When intangible cultural heritage helps you rising up!
© Nawa for Culture and Arts Association
15 April 2021

The project “Strengthening national capacities for safeguarding Palestinian intangible cultural heritage” (May 2017 – December 2020, US$ 273,049) recently came to an end. Find an overview of what has been put in place throughout the implementation of the project, despite the complex socio-economic and political situation and the COVID-19 pandemic.

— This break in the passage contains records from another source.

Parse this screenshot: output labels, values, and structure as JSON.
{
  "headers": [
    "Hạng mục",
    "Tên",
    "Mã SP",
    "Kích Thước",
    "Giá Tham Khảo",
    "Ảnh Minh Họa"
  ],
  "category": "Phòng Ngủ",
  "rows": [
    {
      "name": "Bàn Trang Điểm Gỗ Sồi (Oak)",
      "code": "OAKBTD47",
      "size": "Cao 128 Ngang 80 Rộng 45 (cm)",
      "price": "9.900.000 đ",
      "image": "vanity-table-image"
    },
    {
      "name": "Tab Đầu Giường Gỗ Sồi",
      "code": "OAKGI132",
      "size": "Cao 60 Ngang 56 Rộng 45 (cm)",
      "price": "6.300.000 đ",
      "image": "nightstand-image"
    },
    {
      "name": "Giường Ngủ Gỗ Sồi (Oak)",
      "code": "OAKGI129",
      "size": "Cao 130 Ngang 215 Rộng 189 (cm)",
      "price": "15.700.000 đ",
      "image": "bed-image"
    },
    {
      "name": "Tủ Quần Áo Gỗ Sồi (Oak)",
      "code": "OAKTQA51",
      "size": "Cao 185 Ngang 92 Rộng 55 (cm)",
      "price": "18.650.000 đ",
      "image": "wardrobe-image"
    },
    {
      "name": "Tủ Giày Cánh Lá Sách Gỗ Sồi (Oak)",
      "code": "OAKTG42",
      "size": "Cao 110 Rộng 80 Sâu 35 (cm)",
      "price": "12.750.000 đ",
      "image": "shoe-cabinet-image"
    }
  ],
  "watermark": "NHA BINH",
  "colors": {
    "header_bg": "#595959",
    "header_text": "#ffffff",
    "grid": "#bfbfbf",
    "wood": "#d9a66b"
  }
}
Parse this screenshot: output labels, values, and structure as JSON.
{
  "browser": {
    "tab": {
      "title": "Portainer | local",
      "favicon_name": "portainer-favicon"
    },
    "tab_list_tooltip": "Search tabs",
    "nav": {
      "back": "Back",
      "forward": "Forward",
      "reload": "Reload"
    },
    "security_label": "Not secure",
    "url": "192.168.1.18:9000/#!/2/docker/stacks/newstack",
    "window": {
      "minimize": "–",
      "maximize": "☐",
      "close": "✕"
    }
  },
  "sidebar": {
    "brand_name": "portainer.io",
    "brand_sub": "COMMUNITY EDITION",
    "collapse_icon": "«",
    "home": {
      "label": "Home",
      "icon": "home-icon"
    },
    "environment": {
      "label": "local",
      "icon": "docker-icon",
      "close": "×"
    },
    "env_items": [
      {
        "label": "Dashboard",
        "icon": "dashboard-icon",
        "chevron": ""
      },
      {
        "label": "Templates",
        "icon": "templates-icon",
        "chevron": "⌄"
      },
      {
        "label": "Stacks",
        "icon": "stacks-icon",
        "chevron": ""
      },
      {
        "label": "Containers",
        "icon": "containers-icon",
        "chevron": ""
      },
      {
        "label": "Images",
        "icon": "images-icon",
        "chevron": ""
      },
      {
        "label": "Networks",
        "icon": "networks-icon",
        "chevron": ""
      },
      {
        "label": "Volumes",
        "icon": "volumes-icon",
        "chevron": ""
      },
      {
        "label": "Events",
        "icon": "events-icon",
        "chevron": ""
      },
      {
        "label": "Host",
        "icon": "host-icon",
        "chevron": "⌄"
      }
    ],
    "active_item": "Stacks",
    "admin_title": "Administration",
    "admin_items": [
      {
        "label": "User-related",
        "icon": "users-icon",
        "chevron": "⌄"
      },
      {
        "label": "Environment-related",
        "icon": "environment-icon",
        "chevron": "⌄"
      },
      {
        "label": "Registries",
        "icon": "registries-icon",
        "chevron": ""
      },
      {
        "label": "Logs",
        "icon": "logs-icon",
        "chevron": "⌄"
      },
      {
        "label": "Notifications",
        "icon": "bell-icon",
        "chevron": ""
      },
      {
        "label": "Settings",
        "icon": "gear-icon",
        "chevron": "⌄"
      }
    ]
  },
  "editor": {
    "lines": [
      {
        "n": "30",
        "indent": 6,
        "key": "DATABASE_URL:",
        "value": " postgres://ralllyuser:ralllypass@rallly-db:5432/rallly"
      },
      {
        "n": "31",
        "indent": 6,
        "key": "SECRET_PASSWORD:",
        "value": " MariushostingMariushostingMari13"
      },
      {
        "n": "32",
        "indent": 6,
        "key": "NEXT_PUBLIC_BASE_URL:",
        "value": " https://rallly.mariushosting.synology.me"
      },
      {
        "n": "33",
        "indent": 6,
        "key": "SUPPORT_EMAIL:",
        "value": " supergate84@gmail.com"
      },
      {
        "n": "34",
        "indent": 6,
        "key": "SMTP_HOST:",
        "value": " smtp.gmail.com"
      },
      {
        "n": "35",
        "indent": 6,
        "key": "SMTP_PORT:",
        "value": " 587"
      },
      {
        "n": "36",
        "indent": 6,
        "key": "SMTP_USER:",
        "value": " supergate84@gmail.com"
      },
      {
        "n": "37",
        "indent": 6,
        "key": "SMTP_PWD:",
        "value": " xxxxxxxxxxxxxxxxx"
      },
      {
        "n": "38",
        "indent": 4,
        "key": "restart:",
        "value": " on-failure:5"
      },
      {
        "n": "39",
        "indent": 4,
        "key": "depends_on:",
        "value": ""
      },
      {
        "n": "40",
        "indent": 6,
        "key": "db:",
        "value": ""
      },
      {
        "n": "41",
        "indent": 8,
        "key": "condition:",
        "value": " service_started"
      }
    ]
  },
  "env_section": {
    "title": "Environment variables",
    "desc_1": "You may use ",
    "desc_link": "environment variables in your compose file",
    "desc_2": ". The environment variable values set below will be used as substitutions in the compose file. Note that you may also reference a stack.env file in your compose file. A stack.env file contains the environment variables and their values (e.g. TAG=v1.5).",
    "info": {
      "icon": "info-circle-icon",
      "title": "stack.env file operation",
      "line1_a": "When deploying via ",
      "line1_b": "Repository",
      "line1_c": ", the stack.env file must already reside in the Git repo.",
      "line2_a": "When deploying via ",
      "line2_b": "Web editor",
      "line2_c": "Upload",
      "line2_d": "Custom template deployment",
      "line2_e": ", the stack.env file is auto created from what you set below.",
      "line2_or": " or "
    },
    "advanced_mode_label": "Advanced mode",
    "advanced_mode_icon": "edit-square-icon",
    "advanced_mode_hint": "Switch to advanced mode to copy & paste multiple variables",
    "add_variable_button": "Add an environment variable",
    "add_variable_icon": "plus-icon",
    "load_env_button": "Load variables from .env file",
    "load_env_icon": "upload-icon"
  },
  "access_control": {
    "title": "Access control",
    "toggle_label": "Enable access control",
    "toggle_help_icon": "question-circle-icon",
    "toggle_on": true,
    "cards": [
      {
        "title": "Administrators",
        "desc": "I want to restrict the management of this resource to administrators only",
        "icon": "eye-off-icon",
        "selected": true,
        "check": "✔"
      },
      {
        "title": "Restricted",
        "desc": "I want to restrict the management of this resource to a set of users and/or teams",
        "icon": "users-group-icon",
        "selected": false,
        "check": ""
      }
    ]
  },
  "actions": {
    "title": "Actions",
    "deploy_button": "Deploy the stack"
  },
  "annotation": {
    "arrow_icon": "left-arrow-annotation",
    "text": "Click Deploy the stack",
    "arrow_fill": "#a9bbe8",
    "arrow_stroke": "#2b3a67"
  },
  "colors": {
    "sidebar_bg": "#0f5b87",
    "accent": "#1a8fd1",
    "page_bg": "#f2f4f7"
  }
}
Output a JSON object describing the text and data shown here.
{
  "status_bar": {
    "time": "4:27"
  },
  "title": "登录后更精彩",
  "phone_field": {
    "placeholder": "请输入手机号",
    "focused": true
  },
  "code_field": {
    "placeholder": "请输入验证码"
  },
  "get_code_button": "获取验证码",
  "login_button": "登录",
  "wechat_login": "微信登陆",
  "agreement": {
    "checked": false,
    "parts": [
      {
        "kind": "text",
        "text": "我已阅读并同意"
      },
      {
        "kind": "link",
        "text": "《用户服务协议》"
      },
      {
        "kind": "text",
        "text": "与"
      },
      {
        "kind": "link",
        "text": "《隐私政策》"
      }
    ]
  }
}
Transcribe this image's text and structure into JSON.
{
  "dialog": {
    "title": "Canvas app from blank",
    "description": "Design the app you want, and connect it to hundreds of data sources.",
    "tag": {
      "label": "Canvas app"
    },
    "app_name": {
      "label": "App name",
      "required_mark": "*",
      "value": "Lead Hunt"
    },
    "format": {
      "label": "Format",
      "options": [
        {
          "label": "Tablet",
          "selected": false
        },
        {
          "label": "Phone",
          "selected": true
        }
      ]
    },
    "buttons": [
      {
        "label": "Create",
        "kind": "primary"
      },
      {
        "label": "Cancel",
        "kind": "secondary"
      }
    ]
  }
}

Since Palestine joined UNESCO in 2011 and ratified the 2003 Convention for the Safeguarding of Intangible Cultural Heritage, the UNESCO National Office for Palestine has carried out several specialized trainings and continues to support Palestinian authorities, particularly the Ministry of Culture, civil society organizations, academic institutions, and relevant practitioners on the effective implementation of the 2003 Convention. Moreover, two Palestinian experts were trained and acquired extensive knowledge to be an asset for Palestine and within the global network of facilitators.

The project aimed at improving the national policy framework for the safeguarding of the national living heritage of Palestine. Furthermore, the project allowed for several capacity-building activities to take place in the West Bank as well as in the Gaza Strip. Those activities focussed mainly on the effective implementation of the 2003 Convention, community-based inventorying, and the preparation of nomination files and international assistance requests.

Training in Gaza, Palestine, during the COVID-19 pandemic
© UNESCO Ramallah Office

Due to the restrictions imposed worldwide because of Covid-19 pandemic, and the impossibility of conducting on-site pilot inventorying activities as part of the capacity-building efforts concerning inventorying, the UNESCO Ramallah Office had to identify alternative ways of implementing the activities. Four cultural institutions from West Bank and Gaza were identified to conduct community-based pilot inventorying activities on several ICH elements, such as food processing on date culture, Hikaye, traditional songs, bedouins poetry and Dehyya song. 17 Community-based inventorying videos were produced, and this activity proved to be a useful approach in critical circumstances, including in times of pandemic or other emergencies.

Traditional songs sung by women in Battir, Palestine
© Popular Art Centre

As part of the #ResiliArt Movement put together by UNESCO, an online event was organized in the form of a dialogue session under the theme ‘Living heritage experiences and the COVID-19 pandemic’ with two Palestinian ICH bearers invited to share their testimony in safeguarding living heritage in times of crisis.

The project brought together the communities through a common platform, a WhatsApp group, which is still active and still brings together all project participants from West Bank, Gaza Strip, personnel from the Ministry of Culture, international ICH facilitators and UNESCO staff, with the aim of creating a space for close consultations, information sharing, discussion on the existing and planned safeguarding activities. That leads to an improved understanding of the place of culture in local, national and international sustainable development strategies. The awareness-raising efforts encountered a great success, as shown in the large number of views, comments, and shares on pilot-inventorying videos that the UNESCO Ramallah Office posted and received on its social media. Moreover, the project beneficiated from a great media coverage on well-known national radio stations and TV channels, where the importance of safeguarding ICH was highlighted.

This project was made possible thanks to the financial contribution of the Abu Dhabi Department of Culture and Tourism (DCT).